The patient arrived at the ER at 1:15am and a code stroke was immediately called. Initial examination revealed aphasia, disorientation, and right-sided facial droop, with a NIH stroke score of 5. There was no motor weakness and the rest of the neurologic exam was unremarkable. Vital signs were stable and within normal limits. A stat CT scan was done which did not show any hemorrhage or findings of ischemia:
After the CT scan, the patient initially showed some improvement in speech and orientation with the NIH stroke score dropping to 2. It seemed that treatment with tPA might not be necessary.
However, at 2am the patient’s symptoms again worsened acutely. Repeat NIH stroke score was 6 at 1:50am. tPA was given at 2:10am, 3 hours and 25 mins from last known normal.
Following tPA administration, the patient seemed to be improving again and was admitted to the ICU for close observation. However, a few hours later, at 6am, the patient again worsened. He had new right sided weakness and worsening of his aphasia and right facial droop. Given the fluctuating course of the patient’s symptoms he underwent a repeat stat CT of the head to rule out a bleed. This was negative. A CT angiogram of the head and neck was done at the same time, and this showed severe stenosis (almost total occlusion) of the left internal carotid artery:
At this point, our multidisciplinary stroke team suggested that he undergo emergent carotid endarterectomy to prevent further deterioration of his neurologic status. This was a controversial decision, but after discussing the risks and benefits of the procedure, the patient consented and a carotid endarterectomy was done urgently and completed at 12:05am on the second hospital day, or 21 hours and 55 mins from administration of tPA.
Intraoperatively, the patient was found to have left internal carotid artery narrowing secondary to hemorrhagic plaque and dissection:
The patient experienced no intraoperative complications. Post-operatively, he was started on Lovenox at 1mg/kg every 12 hours. He did develop a hematoma on the site of the CEA, and Lovenox and antiplatelets were immediately stopped. Aspirin at 325mg daily was resumed after a day and Plavix 75mg daily was resumed the next day, after the hematoma had shown signs of resolution. The patient experienced no further complications.
He underwent a repeat CT scan after surgery, more than a day from symptom onset, which did show an evolving left hemispheric stroke:
However, clinically, in the hours following CEA, his right sided weakness improved.
By the time the patient was discharged to a rehabilitation facility, he had only mild aphasia, a residual right facial droop, but no motor deficits.
Many vascular surgeons suggest waiting 6-8 weeks after acute stroke before considering CEA, because of fear or bleeding or extension of cerebral infarction during the surgery.

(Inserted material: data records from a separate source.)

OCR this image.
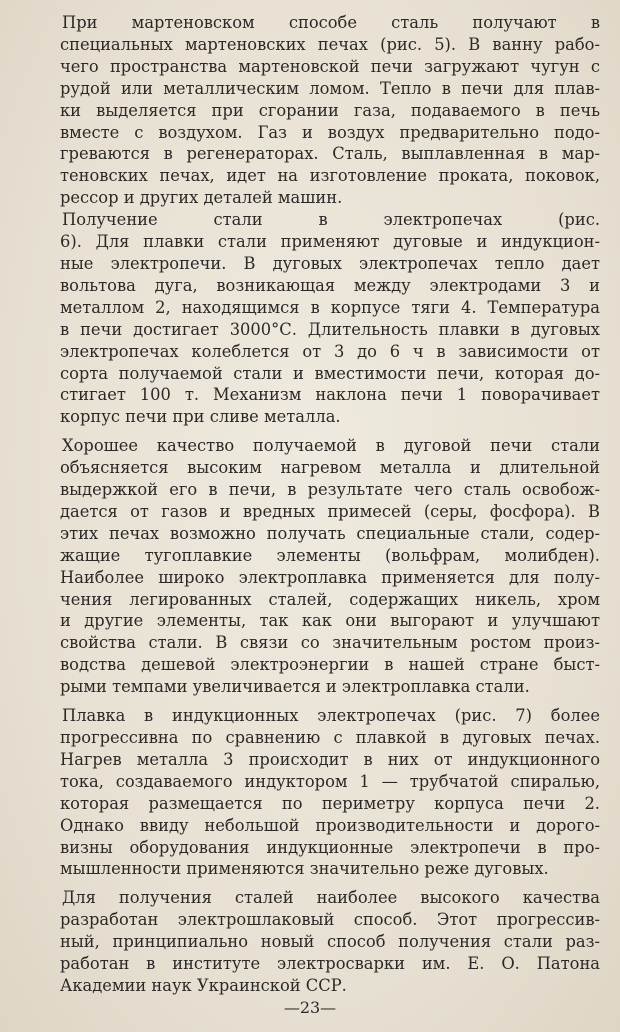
При мартеновском способе сталь получают в
специальных мартеновских печах (рис. 5). В ванну рабо-
чего пространства мартеновской печи загружают чугун с
рудой или металлическим ломом. Тепло в печи для плав-
ки выделяется при сгорании газа, подаваемого в печь
вместе с воздухом. Газ и воздух предварительно подо-
греваются в регенераторах. Сталь, выплавленная в мар-
теновских печах, идет на изготовление проката, поковок,
рессор и других деталей машин.
Получение стали в электропечах (рис.
6). Для плавки стали применяют дуговые и индукцион-
ные электропечи. В дуговых электропечах тепло дает
вольтова дуга, возникающая между электродами 3 и
металлом 2, находящимся в корпусе тяги 4. Температура
в печи достигает 3000°С. Длительность плавки в дуговых
электропечах колеблется от 3 до 6 ч в зависимости от
сорта получаемой стали и вместимости печи, которая до-
стигает 100 т. Механизм наклона печи 1 поворачивает
корпус печи при сливе металла.
Хорошее качество получаемой в дуговой печи стали
объясняется высоким нагревом металла и длительной
выдержкой его в печи, в результате чего сталь освобож-
дается от газов и вредных примесей (серы, фосфора). В
этих печах возможно получать специальные стали, содер-
жащие тугоплавкие элементы (вольфрам, молибден).
Наиболее широко электроплавка применяется для полу-
чения легированных сталей, содержащих никель, хром
и другие элементы, так как они выгорают и улучшают
свойства стали. В связи со значительным ростом произ-
водства дешевой электроэнергии в нашей стране быст-
рыми темпами увеличивается и электроплавка стали.
Плавка в индукционных электропечах (рис. 7) более
прогрессивна по сравнению с плавкой в дуговых печах.
Нагрев металла 3 происходит в них от индукционного
тока, создаваемого индуктором 1 — трубчатой спиралью,
которая размещается по периметру корпуса печи 2.
Однако ввиду небольшой производительности и дорого-
визны оборудования индукционные электропечи в про-
мышленности применяются значительно реже дуговых.
Для получения сталей наиболее высокого качества
разработан электрошлаковый способ. Этот прогрессив-
ный, принципиально новый способ получения стали раз-
работан в институте электросварки им. Е. О. Патона
Академии наук Украинской ССР.
—23—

However, this delay can lead to recurrent stroke or complete occlusion of the carotid artery. Moreover, more recent studies have shown that urgent early CEA can be performed on patients with evolving symptoms without additional risks.
We feel that our patient’s near complete recovery was the direct result of early CEA, done despite the recent stroke and potential hemorrhagic complications associated with the use of tPA.
These types of complicated medical decisions can only be made after discussion between neurologists, intensivists and vascular surgeons in a multidisciplinary stroke center.